GPhC chief Duncan Rudkin: More work needed to understand the rationale

By Neil Trainis

The majority of respondents to a government consultation on the reform of healthcare regulation were in favour of a reduction in the number of regulators.

There are currently nine health regulatory bodies in all, including the General Pharmaceutical Council (GPhC), and the Department of Health and Social Care recently consulted on plans to make professional regulation faster, simpler and more responsive to the needs of professionals and patients.
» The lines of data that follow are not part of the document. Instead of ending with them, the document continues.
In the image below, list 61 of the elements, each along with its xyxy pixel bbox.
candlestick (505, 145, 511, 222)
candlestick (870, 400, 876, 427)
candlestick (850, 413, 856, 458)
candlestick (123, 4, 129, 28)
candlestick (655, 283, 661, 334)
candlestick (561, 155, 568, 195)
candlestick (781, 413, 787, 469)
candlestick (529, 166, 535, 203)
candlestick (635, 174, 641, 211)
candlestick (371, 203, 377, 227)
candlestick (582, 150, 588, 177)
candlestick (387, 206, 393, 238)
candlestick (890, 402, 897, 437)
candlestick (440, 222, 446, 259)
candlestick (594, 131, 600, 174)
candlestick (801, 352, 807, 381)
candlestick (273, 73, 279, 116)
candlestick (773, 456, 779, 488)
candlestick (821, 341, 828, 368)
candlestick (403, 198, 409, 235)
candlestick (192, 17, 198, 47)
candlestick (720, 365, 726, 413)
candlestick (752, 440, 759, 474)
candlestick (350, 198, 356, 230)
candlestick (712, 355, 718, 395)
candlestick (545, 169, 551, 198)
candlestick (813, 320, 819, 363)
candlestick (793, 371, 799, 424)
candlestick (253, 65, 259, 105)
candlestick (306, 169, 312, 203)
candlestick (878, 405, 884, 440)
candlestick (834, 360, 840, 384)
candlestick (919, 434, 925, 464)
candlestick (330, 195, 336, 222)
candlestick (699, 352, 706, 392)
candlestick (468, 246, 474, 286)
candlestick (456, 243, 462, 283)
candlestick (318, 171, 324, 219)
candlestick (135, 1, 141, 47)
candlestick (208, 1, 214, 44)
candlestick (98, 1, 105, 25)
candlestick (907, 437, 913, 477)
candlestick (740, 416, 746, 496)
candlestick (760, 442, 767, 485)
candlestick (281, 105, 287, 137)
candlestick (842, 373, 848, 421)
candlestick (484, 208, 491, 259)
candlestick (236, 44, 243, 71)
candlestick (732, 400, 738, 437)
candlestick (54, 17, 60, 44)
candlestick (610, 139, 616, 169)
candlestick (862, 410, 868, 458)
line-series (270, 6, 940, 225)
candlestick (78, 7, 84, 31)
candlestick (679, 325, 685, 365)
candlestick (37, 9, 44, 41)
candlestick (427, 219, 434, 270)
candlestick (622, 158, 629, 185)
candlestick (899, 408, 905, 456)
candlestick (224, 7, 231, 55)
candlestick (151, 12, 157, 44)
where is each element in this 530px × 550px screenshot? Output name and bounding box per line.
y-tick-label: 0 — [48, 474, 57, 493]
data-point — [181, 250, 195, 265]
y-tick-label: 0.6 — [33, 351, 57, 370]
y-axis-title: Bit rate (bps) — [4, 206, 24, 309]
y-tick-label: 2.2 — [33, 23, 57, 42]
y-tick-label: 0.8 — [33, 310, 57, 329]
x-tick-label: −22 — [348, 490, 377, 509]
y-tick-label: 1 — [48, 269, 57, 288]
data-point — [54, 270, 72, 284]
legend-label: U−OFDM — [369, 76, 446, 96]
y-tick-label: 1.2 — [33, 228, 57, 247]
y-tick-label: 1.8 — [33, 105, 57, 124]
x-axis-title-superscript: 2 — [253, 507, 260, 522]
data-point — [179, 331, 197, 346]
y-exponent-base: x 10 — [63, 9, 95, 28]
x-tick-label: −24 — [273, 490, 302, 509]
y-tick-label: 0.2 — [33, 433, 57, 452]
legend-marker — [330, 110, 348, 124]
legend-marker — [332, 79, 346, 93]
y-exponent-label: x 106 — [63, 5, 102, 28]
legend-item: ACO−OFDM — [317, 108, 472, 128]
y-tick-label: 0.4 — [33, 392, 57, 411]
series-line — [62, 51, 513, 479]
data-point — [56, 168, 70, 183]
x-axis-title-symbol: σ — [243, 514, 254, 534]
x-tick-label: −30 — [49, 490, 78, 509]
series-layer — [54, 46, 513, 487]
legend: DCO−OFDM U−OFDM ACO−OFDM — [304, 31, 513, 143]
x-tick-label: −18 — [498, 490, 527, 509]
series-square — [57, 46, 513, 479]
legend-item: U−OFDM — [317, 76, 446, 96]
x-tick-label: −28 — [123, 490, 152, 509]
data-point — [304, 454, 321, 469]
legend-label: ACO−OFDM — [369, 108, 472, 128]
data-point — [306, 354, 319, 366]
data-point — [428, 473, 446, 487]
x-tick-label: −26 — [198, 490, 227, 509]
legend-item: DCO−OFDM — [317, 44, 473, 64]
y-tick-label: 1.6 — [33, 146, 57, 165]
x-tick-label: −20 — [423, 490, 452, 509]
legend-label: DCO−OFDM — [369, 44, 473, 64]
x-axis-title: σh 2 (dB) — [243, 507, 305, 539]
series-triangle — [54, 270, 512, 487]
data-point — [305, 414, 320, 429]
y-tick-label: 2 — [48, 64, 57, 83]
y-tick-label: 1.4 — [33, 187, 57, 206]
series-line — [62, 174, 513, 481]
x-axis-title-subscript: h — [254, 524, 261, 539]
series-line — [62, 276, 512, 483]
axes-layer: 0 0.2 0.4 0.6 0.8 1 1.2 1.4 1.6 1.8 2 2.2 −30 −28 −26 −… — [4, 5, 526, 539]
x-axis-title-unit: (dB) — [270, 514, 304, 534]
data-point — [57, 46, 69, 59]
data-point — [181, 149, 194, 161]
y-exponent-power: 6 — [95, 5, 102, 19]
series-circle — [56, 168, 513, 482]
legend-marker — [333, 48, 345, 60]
The government’s response to the consultation, which ran from October 2017 to January 2018 and attracted over 900 responses from individuals, organisations, health professionals and the public, highlighted that 472 out of 819 responses agreed there should be fewer regulators. Just 255 disagreed.

"Improved consistency"

“Reducing the number of regulatory bodies could deliver benefits. It might be simpler for employers, patients and the public to find the correct regulatory body with which to raise concerns,” the government said.

“Having fewer regulatory bodies could support improved consistency of standards and fitness to practise processes and decisions, delivering fair and consistent public protection.”

Two hundred and eighty four out of 965 responses agreed that having fewer regulators would make it easier for stakeholders to understand the system of professional regulators, 162 responses agreed it would bring about consistency in the fitness-to-practice process and 145 responses agreed it would generate cost savings.

A number of potential disadvantages were also identified, with 285 and 121 respondents respectively believing there would be a loss of expertise and professional identity respectively. Ninety thought it would reduce responsiveness and quality of regulation.

“The UK and devolved governments remain of the view that reconfiguring the regulatory bodies has the potential to deliver benefits such as providing greater clarity for patients and their families and carers about which organisation to contact for what reason, and what can be expected from the process,” the government said.

GPhC: More work needed

GPhC chief executive Duncan Rudkin said more work was needed “to understand the rationale for making this type of change and if the potential benefits would outweigh the challenges this would present.”

The government said research indicated that greater efficiencies are apparent when a regulatory body has a registrant base of between 100,000 and 200,000.

Five regulators have fewer registrants than this which the government said potentially contributed “to higher costs.” As of October 31, 2017, the GPhC had 77,285 registrants.